Fahne "meines" Grenzregimentes
Fahne „meines“ Grenzregimentes

Dem aufmerksamen Leser des Blogs wird nicht entgangen sein, dass mich dieses Thema – Grenztruppen der DDR – wieder zunehmend beschäftigt. Einer der Gründe dafür ist eine „Wiederentdeckung“. Für mich war die Webpräsenz der „Arbeitsgruppe Grenze“ der „Gesellschaft zur Rechtlichen und Humanitären Unterstützung e.V.“ für einige Zeit – mehrere Jahre – verschwunden. Ich kenne die Gründe für dieses „Verschwinden“ nicht, war aber eben doch sehr positiv überrascht, die gut gemachte und gestaltete Webseite zu finden.

Anliegen und Ziele der GRH werden auf deren Webseite anschaulich erläutert, zeigt auch die eindeutigen Positionen des Vereins zur DDR und ihrer Geschichte.

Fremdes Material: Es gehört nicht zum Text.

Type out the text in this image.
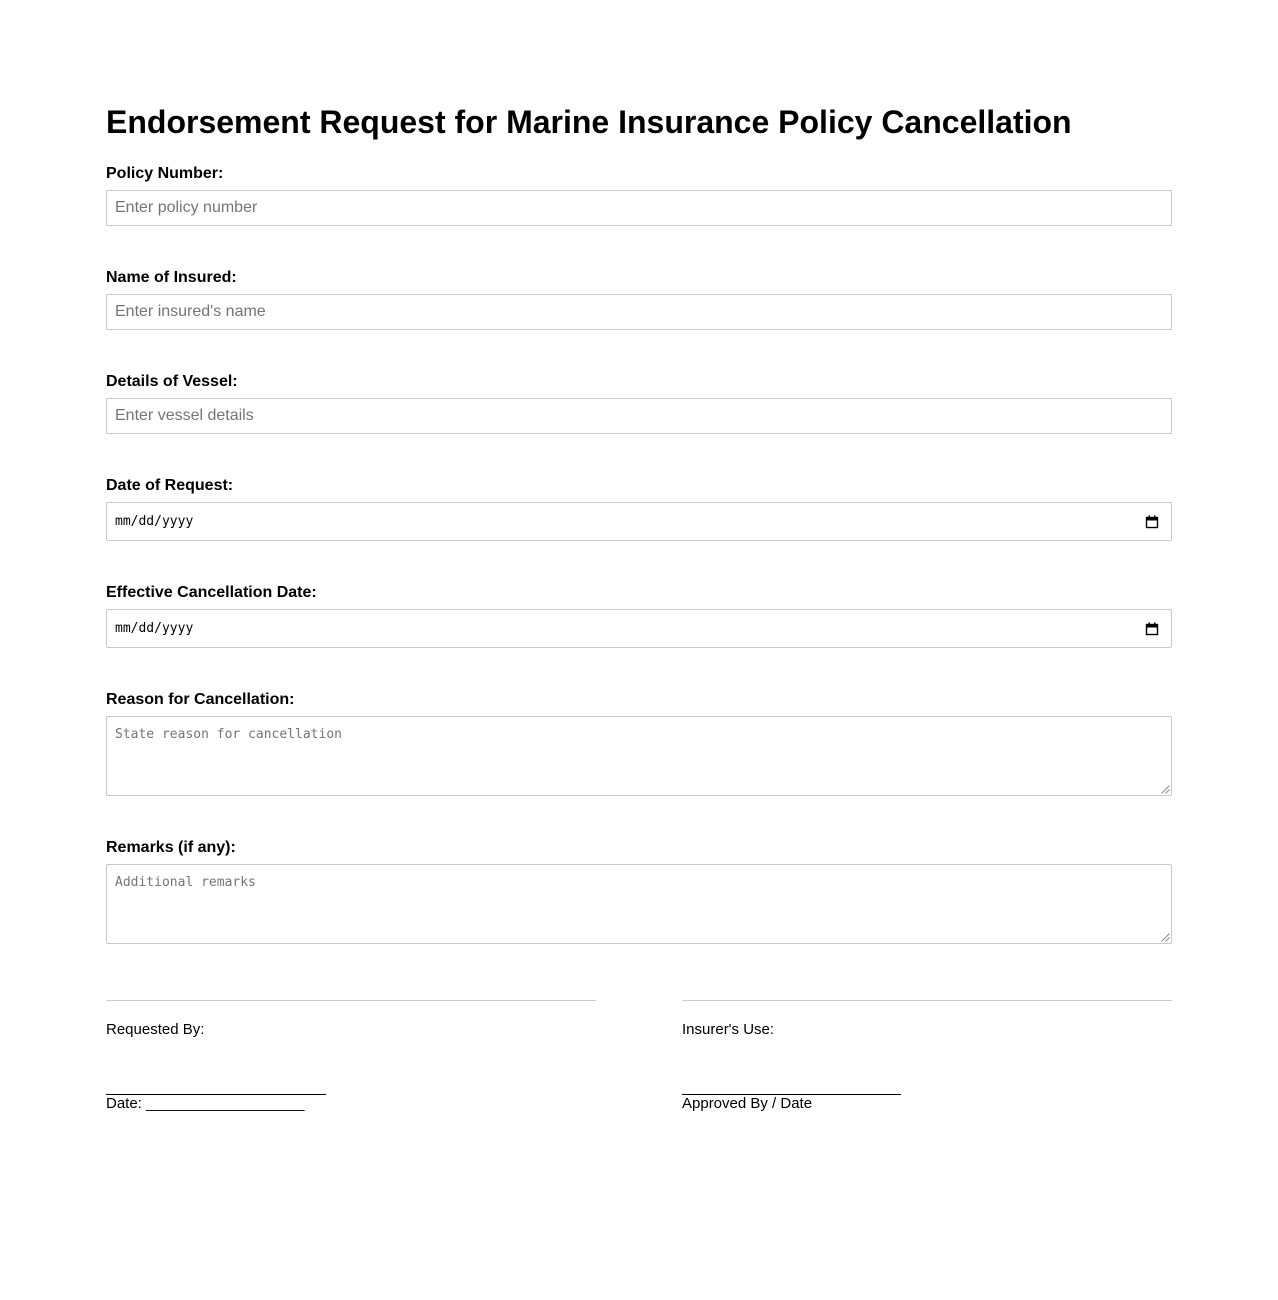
Endorsement Request for Marine Insurance Policy Cancellation
Policy Number:
Enter policy number
Name of Insured:
Enter insured's name
Details of Vessel:
Enter vessel details
Date of Request:
mm/dd/yyyy
Effective Cancellation Date:
mm/dd/yyyy
Reason for Cancellation:
State reason for cancellation
Remarks (if any):
Additional remarks
Requested By:
Date: ___________________
Insurer's Use:
Approved By / Date
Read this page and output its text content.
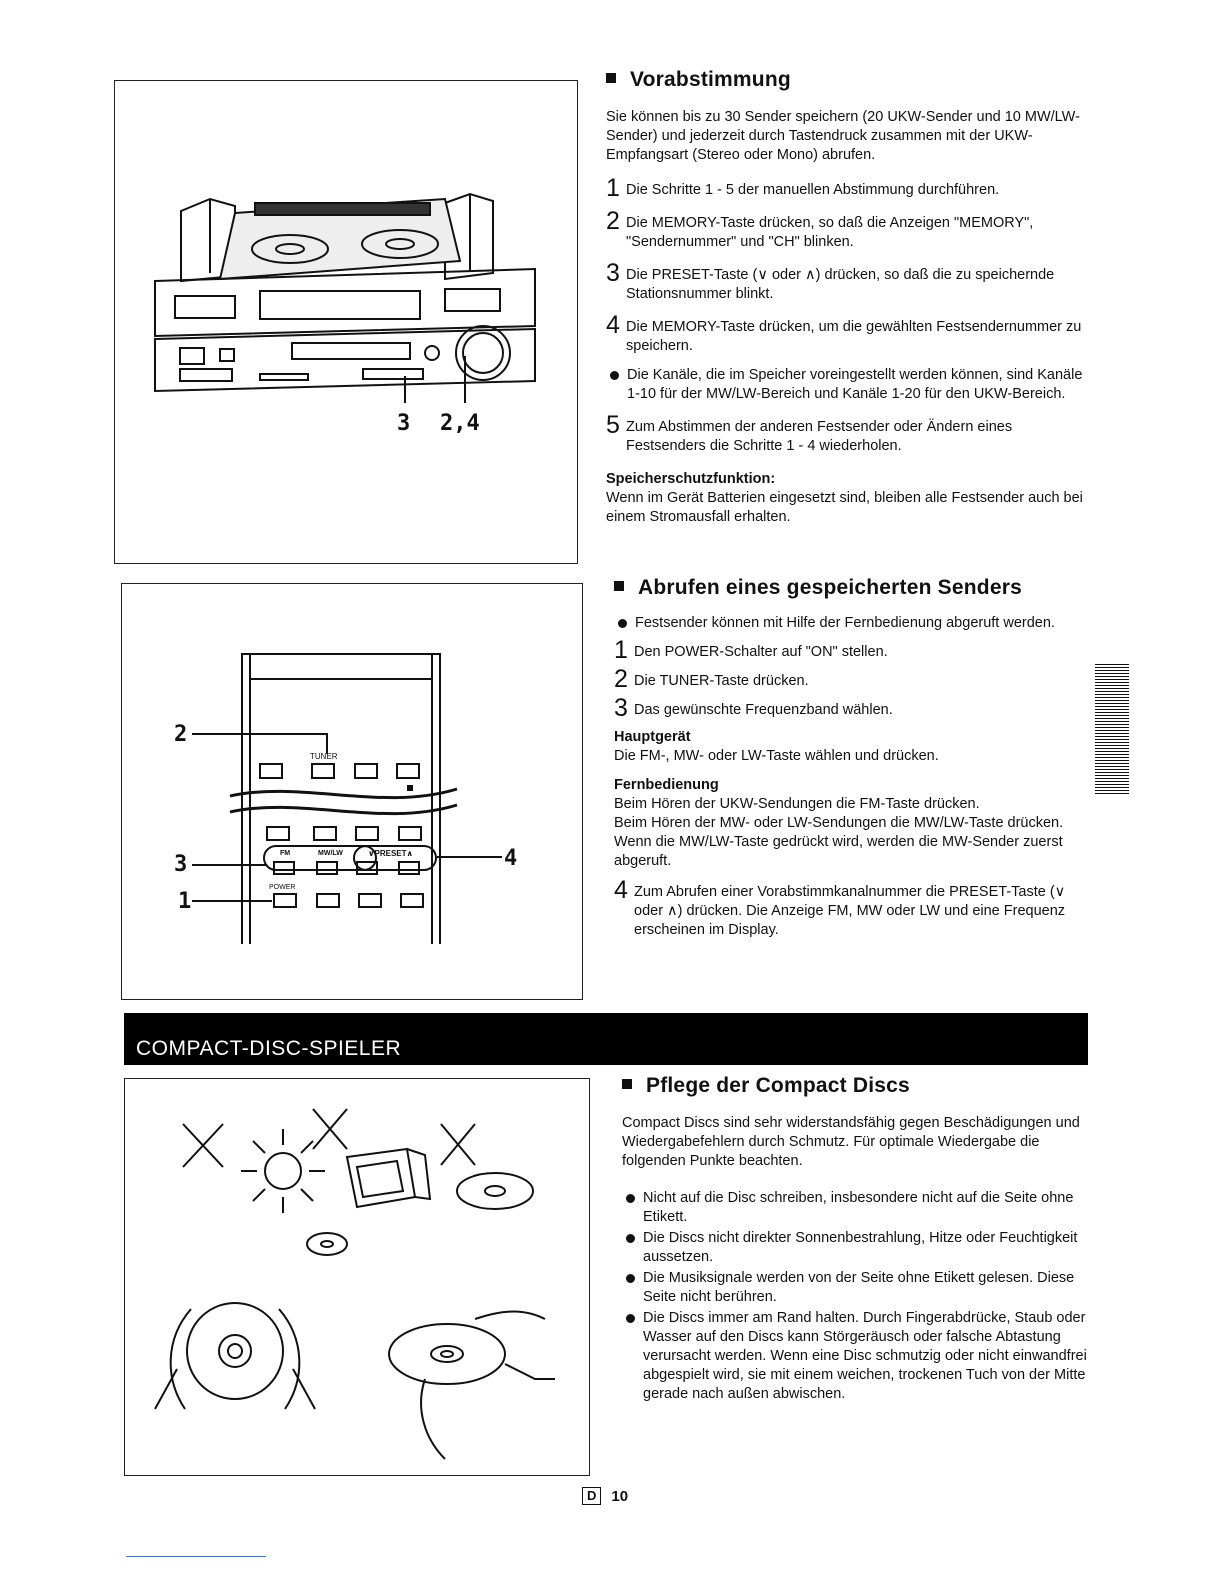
3 2,4
TUNER
FM	MW/LW	∨PRESET∧
POWER
2
3
1
4
Vorabstimmung

Sie können bis zu 30 Sender speichern (20 UKW-Sender und 10 MW/LW-Sender) und jederzeit durch Tastendruck zusammen mit der UKW-Empfangsart (Stereo oder Mono) abrufen.

1 Die Schritte 1 - 5 der manuellen Abstimmung durchführen.
2 Die MEMORY-Taste drücken, so daß die Anzeigen "MEMORY", "Sendernummer" und "CH" blinken.
3 Die PRESET-Taste (∨ oder ∧) drücken, so daß die zu speichernde Stationsnummer blinkt.
4 Die MEMORY-Taste drücken, um die gewählten Festsendernummer zu speichern.
Die Kanäle, die im Speicher voreingestellt werden können, sind Kanäle 1-10 für der MW/LW-Bereich und Kanäle 1-20 für den UKW-Bereich.
5 Zum Abstimmen der anderen Festsender oder Ändern eines Festsenders die Schritte 1 - 4 wiederholen.
Speicherschutzfunktion:
Wenn im Gerät Batterien eingesetzt sind, bleiben alle Festsender auch bei einem Stromausfall erhalten.
Abrufen eines gespeicherten Senders
Festsender können mit Hilfe der Fernbedienung abgeruft werden.
1 Den POWER-Schalter auf "ON" stellen.
2 Die TUNER-Taste drücken.
3 Das gewünschte Frequenzband wählen.
Hauptgerät
Die FM-, MW- oder LW-Taste wählen und drücken.
Fernbedienung
Beim Hören der UKW-Sendungen die FM-Taste drücken.
Beim Hören der MW- oder LW-Sendungen die MW/LW-Taste drücken.
Wenn die MW/LW-Taste gedrückt wird, werden die MW-Sender zuerst abgeruft.
4 Zum Abrufen einer Vorabstimmkanalnummer die PRESET-Taste (∨ oder ∧) drücken. Die Anzeige FM, MW oder LW und eine Frequenz erscheinen im Display.
COMPACT-DISC-SPIELER
Pflege der Compact Discs

Compact Discs sind sehr widerstandsfähig gegen Beschädigungen und Wiedergabefehlern durch Schmutz. Für optimale Wiedergabe die folgenden Punkte beachten.

Nicht auf die Disc schreiben, insbesondere nicht auf die Seite ohne Etikett.
Die Discs nicht direkter Sonnenbestrahlung, Hitze oder Feuchtigkeit aussetzen.
Die Musiksignale werden von der Seite ohne Etikett gelesen. Diese Seite nicht berühren.
Die Discs immer am Rand halten. Durch Fingerabdrücke, Staub oder Wasser auf den Discs kann Störgeräusch oder falsche Abtastung verursacht werden. Wenn eine Disc schmutzig oder nicht einwandfrei abgespielt wird, sie mit einem weichen, trockenen Tuch von der Mitte gerade nach außen abwischen.
D	10
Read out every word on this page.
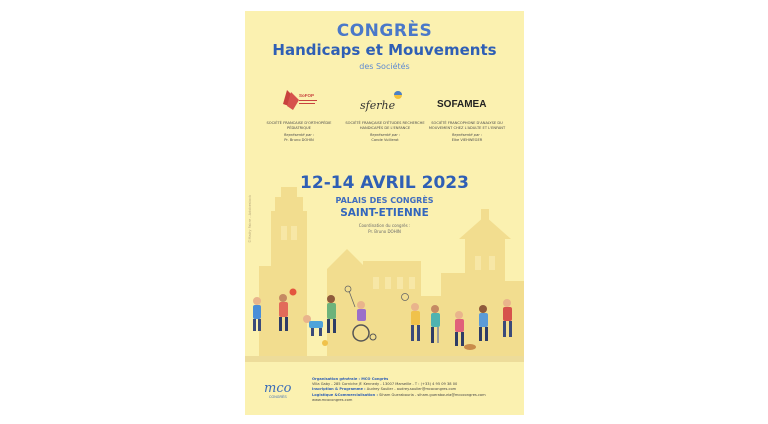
CONGRÈS
Handicaps et Mouvements
des Sociétés
SoFOP
sferhe	SOFAMEA
SOCIÉTÉ FRANCAISE D'ORTHOPÉDIE PÉDIATRIQUE
Représenté par :
Pr. Bruno DOHIN
SOCIÉTÉ FRANÇAISE D'ÉTUDES RECHERCHE HANDICAPÉS DE L'ENFANCE
Représenté par :
Carole Vuillerot
SOCIÉTÉ FRANCOPHONE D'ANALYSE DU MOUVEMENT CHEZ L'ADULTE ET L'ENFANT
Représenté par :
Elke VIEHWEGER
12-14 AVRIL 2023
PALAIS DES CONGRÈS
SAINT-ETIENNE
Coordination du congrès :
Pr. Bruno DOHIN
©Matty Fabre - Adobestock
mco
CONGRÈS
Organisation générale : MCO Congrès
Villa Gaby - 285 Corniche JF. Kennedy - 13007 Marseille - T : (+33) 4 95 09 38 00
Inscription & Programme : Audrey Soulier - audrey.soulier@mcocongres.com
Logistique &Commercialisation : Siham Guerabouria - siham.guerabouria@mcocongres.com
www.mcocongres.com
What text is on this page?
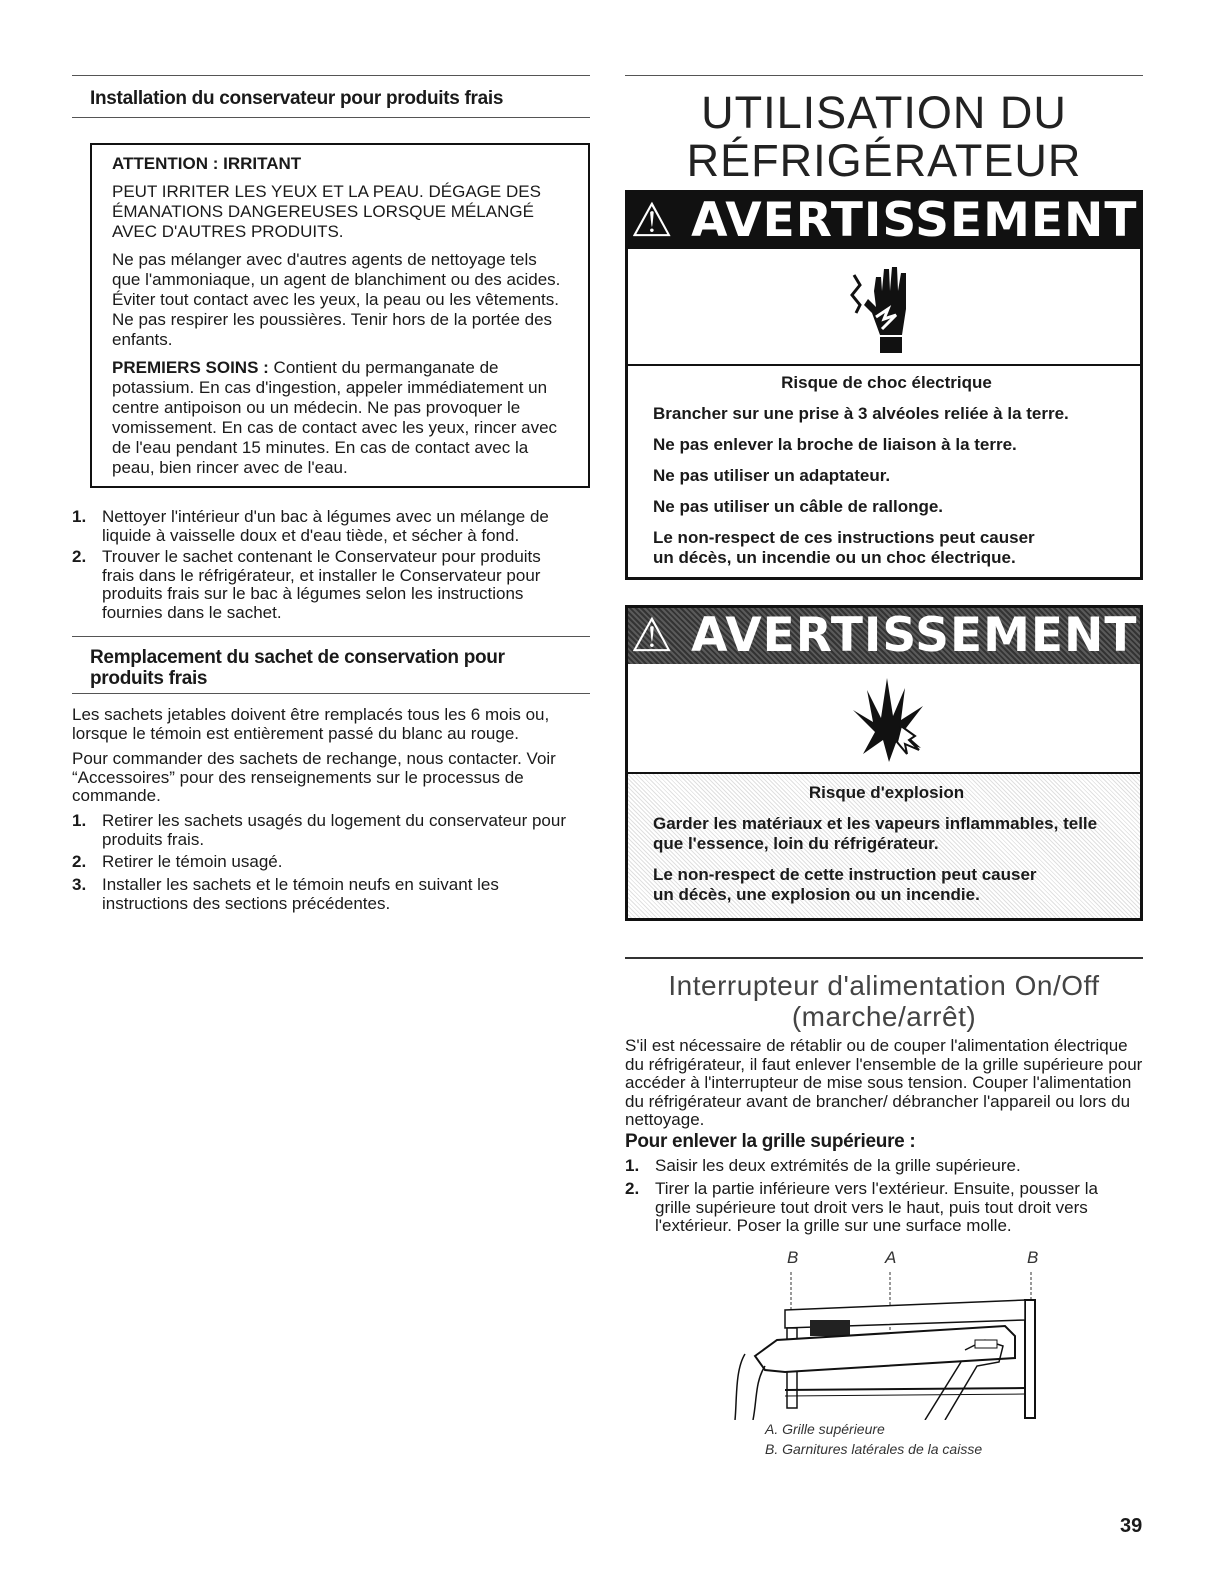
Installation du conservateur pour produits frais

ATTENTION : IRRITANT

PEUT IRRITER LES YEUX ET LA PEAU. DÉGAGE DES ÉMANATIONS DANGEREUSES LORSQUE MÉLANGÉ AVEC D'AUTRES PRODUITS.

Ne pas mélanger avec d'autres agents de nettoyage tels que l'ammoniaque, un agent de blanchiment ou des acides. Éviter tout contact avec les yeux, la peau ou les vêtements. Ne pas respirer les poussières. Tenir hors de la portée des enfants.

PREMIERS SOINS : Contient du permanganate de potassium. En cas d'ingestion, appeler immédiatement un centre antipoison ou un médecin. Ne pas provoquer le vomissement. En cas de contact avec les yeux, rincer avec de l'eau pendant 15 minutes. En cas de contact avec la peau, bien rincer avec de l'eau.

1. Nettoyer l'intérieur d'un bac à légumes avec un mélange de liquide à vaisselle doux et d'eau tiède, et sécher à fond.
2. Trouver le sachet contenant le Conservateur pour produits frais dans le réfrigérateur, et installer le Conservateur pour produits frais sur le bac à légumes selon les instructions fournies dans le sachet.
Remplacement du sachet de conservation pour produits frais

Les sachets jetables doivent être remplacés tous les 6 mois ou, lorsque le témoin est entièrement passé du blanc au rouge.

Pour commander des sachets de rechange, nous contacter. Voir “Accessoires” pour des renseignements sur le processus de commande.

1. Retirer les sachets usagés du logement du conservateur pour produits frais.
2. Retirer le témoin usagé.
3. Installer les sachets et le témoin neufs en suivant les instructions des sections précédentes.
UTILISATION DU
RÉFRIGÉRATEUR
⚠ AVERTISSEMENT
Risque de choc électrique
Brancher sur une prise à 3 alvéoles reliée à la terre.
Ne pas enlever la broche de liaison à la terre.
Ne pas utiliser un adaptateur.
Ne pas utiliser un câble de rallonge.
Le non-respect de ces instructions peut causer
un décès, un incendie ou un choc électrique.
⚠ AVERTISSEMENT
Risque d'explosion
Garder les matériaux et les vapeurs inflammables, telle
que l'essence, loin du réfrigérateur.
Le non-respect de cette instruction peut causer
un décès, une explosion ou un incendie.
Interrupteur d'alimentation On/Off
(marche/arrêt)

S'il est nécessaire de rétablir ou de couper l'alimentation électrique du réfrigérateur, il faut enlever l'ensemble de la grille supérieure pour accéder à l'interrupteur de mise sous tension. Couper l'alimentation du réfrigérateur avant de brancher/ débrancher l'appareil ou lors du nettoyage.

Pour enlever la grille supérieure :
1. Saisir les deux extrémités de la grille supérieure.
2. Tirer la partie inférieure vers l'extérieur. Ensuite, pousser la grille supérieure tout droit vers le haut, puis tout droit vers l'extérieur. Poser la grille sur une surface molle.
B	A	B
A. Grille supérieure
B. Garnitures latérales de la caisse
39
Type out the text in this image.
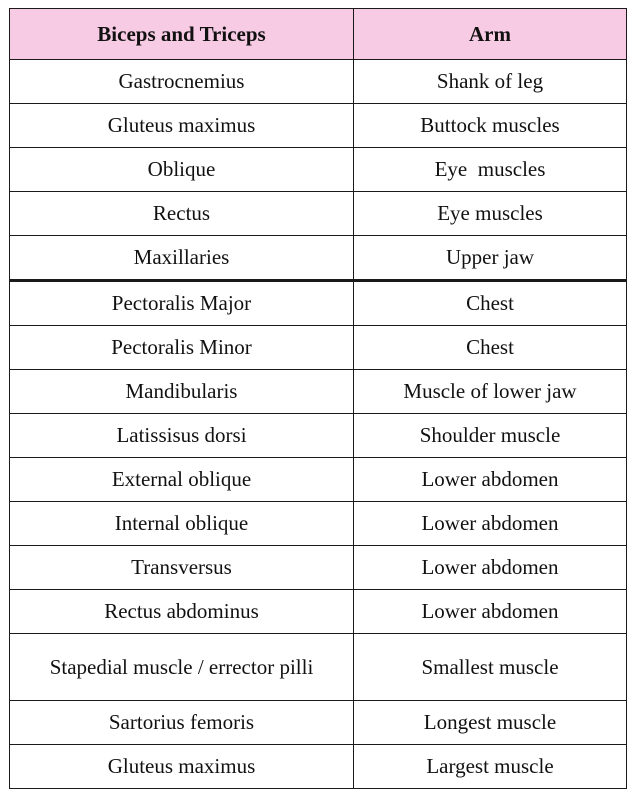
Biceps and Triceps	Arm
Gastrocnemius	Shank of leg
Gluteus maximus	Buttock muscles
Oblique	Eye  muscles
Rectus	Eye muscles
Maxillaries	Upper jaw
Pectoralis Major	Chest
Pectoralis Minor	Chest
Mandibularis	Muscle of lower jaw
Latissisus dorsi	Shoulder muscle
External oblique	Lower abdomen
Internal oblique	Lower abdomen
Transversus	Lower abdomen
Rectus abdominus	Lower abdomen
Stapedial muscle / errector pilli	Smallest muscle
Sartorius femoris	Longest muscle
Gluteus maximus	Largest muscle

Die AG Grenze richtet sich vor allem an ehemalige Angehörige der Grenztruppen, versucht eine Stimme gegen den Mainstream, gegen die durch Medien und aktuelle Politik verbreiteten Positionen zur Grenze und zu den Grenzern zu sein.

Die Webpräsenz bietet neben Dokumenten, Literaturhinweisen, Ausführungen zur Geschichte auch Hinweise auf die atuelle Arbeit der AG Grenze, u.a. auch Informationen zum am 24.10. in Bestensee stattfindende Grenzertreffen 2015. Seit meiner letzten Teilnahme 2006 sind mir auch die diesbezüglichen Aktivitäten verborgen geblieben. Zeit mal wieder vorbei zu schauen …

Interessierten Lesern empfehle ich als Einstieg die sehr interessanten „Randglossen zu Zeitzeugenberichten über die Ereignisse im Herbst 1989 und im Jahr 1990“ von Horst Liebig …

2 Antworten auf „Grenztruppen – wieder einmal“

  1. Es ist erfreulich (und ermunternd), daß immer mehr DDR-Bürger mithelfen, die Geschichtsschreibung der vergangenen nun fast drei Jahrzehnte vom Kopf auf die Füße zu stellen, bevor die letzte Generation von uns ausgestorben ist. Auch wenn die Stimmen noch vom Mainstream übertönt werden, sie sind da und jeder Interessierte kann sie wahrnehmen.

    1. Gerade bei den Grenzern und auch den MfS-Mitarbeitern war dieser Wille von Anfang an sehr groß. Wohl vor allem deshalb, weil diese Gruppen am stärksten verleumdet und ausgegrenzt wurden.